If the dead could shudder, Secretary Coventry, who was buried here the year before Nell, must have shuddered at the neighbourhood in which he found himself; for he was the son of Lord Keeper Coventry, who died at Durham House in 1639-40. He had been Commissioner to the Treasury, and had given his name to Coventry Street. This great person became a precedent of burial to the Hon. Robert Boyle. This wise and good man, whom Swift ridiculed, was the inventor of the air-pump, and one of the great promoters of the Royal Society and of the Society for the Propagation of the Gospel. He died in 1691, and his funeral sermon was preached by Swift’s bête noir, that fussy time-server, Bishop Burnet.
In the churchyard lies a far inferior man, Sir John Birkenhead, who died in 1679. He was a great pamphlet-writer for the Royalists, and Lawes set some of his verses to music.[449] He left directions that he should not be buried within the church, as coffins were often removed. In or out of the church was buried Rose, Charles II.’s gardener, the first man to grow a pine-apple in England—a slice of which the king graciously handed to Mr. Evelyn.
Worst of all—a scoundrel, and fool among sensible men—here lies the bully and murderer, Lord Mohun, who fell in a duel in Hyde Park with the Duke of Hamilton, immortalised in Mr. Thackeray’s Esmond. Mohun died in 1712. Here also, in 1721, came that vile and pretentious French painter, Louis Laguerre, whom Pope justly satirised. He was brought over by Verrio, and painted the “sprawling” “Labours of Hercules” at Hampton Court. He died of apoplexy at Drury Lane Theatre. That clever and determined burglar, Jack Sheppard, is said to have been buried in St. Martin’s in 1724. Farquhar, the Irish dramatist, author of “The Beaux’ Stratagem,” was interred here in 1707. Roubilliac, the French sculptor, who lived close by, was also buried in this spot, and Hogarth attended his funeral.
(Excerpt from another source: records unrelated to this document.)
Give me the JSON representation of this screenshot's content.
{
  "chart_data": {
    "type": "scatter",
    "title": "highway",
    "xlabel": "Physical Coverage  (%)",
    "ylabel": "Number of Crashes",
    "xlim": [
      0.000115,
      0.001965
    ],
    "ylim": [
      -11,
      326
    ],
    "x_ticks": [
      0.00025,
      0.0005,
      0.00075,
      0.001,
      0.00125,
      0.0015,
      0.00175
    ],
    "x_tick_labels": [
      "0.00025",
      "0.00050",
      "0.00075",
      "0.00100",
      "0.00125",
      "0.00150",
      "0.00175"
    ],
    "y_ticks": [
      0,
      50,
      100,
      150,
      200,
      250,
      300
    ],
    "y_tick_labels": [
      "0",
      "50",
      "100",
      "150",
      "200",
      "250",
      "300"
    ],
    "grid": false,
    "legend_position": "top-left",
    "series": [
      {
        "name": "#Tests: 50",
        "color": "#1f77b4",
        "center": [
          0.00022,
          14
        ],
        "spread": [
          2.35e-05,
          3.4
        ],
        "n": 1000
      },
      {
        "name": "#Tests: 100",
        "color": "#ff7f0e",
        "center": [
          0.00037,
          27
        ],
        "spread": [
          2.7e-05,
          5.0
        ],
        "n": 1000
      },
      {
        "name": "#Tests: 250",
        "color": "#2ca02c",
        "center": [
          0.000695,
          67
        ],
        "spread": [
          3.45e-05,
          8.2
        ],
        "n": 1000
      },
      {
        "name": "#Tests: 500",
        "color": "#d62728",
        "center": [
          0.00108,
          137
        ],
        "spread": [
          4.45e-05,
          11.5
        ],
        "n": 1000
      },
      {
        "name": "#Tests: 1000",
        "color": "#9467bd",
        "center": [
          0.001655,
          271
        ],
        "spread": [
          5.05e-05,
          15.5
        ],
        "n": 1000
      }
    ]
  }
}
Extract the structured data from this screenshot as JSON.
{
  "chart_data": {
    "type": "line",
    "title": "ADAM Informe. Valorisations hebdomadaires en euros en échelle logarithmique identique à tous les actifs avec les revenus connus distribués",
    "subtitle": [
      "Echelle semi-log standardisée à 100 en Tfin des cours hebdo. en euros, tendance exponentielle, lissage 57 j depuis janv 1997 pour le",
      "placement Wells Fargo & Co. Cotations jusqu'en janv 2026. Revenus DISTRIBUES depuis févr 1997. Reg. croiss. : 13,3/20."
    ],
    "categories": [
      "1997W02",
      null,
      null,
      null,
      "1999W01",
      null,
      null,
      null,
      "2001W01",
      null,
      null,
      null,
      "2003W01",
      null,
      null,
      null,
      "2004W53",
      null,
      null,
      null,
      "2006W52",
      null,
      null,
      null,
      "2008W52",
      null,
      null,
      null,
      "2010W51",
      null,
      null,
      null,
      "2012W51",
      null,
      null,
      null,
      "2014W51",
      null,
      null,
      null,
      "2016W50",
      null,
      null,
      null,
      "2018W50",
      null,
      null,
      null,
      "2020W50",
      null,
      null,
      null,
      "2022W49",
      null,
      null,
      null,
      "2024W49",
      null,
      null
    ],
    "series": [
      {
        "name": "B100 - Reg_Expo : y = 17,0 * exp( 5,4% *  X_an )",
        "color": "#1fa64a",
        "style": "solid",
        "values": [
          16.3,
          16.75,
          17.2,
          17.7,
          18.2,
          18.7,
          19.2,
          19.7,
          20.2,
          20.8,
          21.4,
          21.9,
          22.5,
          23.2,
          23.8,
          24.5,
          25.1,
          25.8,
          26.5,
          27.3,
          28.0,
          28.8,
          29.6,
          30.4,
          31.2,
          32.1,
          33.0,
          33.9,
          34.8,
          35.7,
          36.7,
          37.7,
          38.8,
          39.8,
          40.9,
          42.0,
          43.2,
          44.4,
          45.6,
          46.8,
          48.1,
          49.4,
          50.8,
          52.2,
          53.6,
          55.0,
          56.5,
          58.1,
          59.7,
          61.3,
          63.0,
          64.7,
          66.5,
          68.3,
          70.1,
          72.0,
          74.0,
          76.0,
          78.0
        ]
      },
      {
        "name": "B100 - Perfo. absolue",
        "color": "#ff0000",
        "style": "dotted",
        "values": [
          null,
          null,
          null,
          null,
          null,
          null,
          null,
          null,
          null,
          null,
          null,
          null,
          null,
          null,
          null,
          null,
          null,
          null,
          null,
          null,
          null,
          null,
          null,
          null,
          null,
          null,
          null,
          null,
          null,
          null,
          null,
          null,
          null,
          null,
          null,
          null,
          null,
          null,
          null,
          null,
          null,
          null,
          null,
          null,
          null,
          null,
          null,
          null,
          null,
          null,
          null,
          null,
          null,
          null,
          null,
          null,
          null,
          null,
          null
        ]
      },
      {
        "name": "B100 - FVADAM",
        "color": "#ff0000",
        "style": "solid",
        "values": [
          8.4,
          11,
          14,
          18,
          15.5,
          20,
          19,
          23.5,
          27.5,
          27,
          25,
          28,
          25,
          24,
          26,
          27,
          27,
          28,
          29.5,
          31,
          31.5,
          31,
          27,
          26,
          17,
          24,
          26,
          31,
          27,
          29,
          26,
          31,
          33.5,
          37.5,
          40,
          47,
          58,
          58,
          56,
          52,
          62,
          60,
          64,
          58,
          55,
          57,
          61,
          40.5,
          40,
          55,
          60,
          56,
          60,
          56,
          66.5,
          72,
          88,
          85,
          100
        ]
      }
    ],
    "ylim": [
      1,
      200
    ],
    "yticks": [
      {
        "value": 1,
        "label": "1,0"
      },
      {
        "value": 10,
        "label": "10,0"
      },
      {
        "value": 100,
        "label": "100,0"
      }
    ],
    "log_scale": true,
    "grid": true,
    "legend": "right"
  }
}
Mr. J. T. Smith, author of the Life of Nollekens, speaking of his own visits to the vaults of St. Martin’s Church, says, “It is a curious fact that Mrs. Rudd requested to be placed near the coffins of the Perreaus. Melancholy as my visits to this vault have been, I frankly own that pleasant recollections have almost invited me to sing, ‘Did you ne’er hear of a jolly young waterman?’ when passing by the coffin of my father’s old friend, Charles Bannister.”[450]
Mr. F. Buckland that delightful writer on natural history, who visited the same charnel-house in his search for the body of the great John Hunter, describes the vaults as piled with heaps of leaden coffins, horrible to every sense; but as I write from memory, I will not give the ghastly details.
That indefatigable and too restless exposer of abuses, Daniel Defoe, wrote a pamphlet in 1720 entitled “Parochial Tyranny; or, the Housekeeper’s Complaint against the Exactions of Select Vestries.” In this pamphlet he published one of the bills of the vestry of St. Martin’s in 1713, which contains the following impudent items:—
| “Spent at May meetings or visitation | £65 | 0 | 4 | |
| Ditto at taverns, with ministers, justices, overseers, &c. | 72 | 19 | 7 | |
| Sacrament bread and wine | 88 | 10 | 0 | |
| Paid towards a robbery | 21 | 14 | 0 | |
| Spent for dinner at the Mulberry Gardens | 49 | 13 | 4” |
In 1818 the churchwardens’ dinner cost £56: 18s. Archdeacon Potts’ sermon on the death of Queen Charlotte not selling, the parish paid the loss, £48: 12: 9. In 1813 the vestry charged the parish £5 for petitioning against the Roman Catholics.
The Thames watermen have a plot set apart for themselves in St. Martin’s Churchyard. These amphibious and pugnacious beings were formerly notorious for their powers of sarcasm, though Dr. Johnson on a celebrated occasion put one of them out of countenance. In spite of coaches and sedan chairs—their horror in the times of the “Water Poet,” who must often have ferried Shakspere over to the Globe Theatre at the Bankside—they continued till the days of omnibuses and cheap cabs, rowing and singing, rejoicing in their scarlet tunics, and skimming to and fro over the Thames like swallows.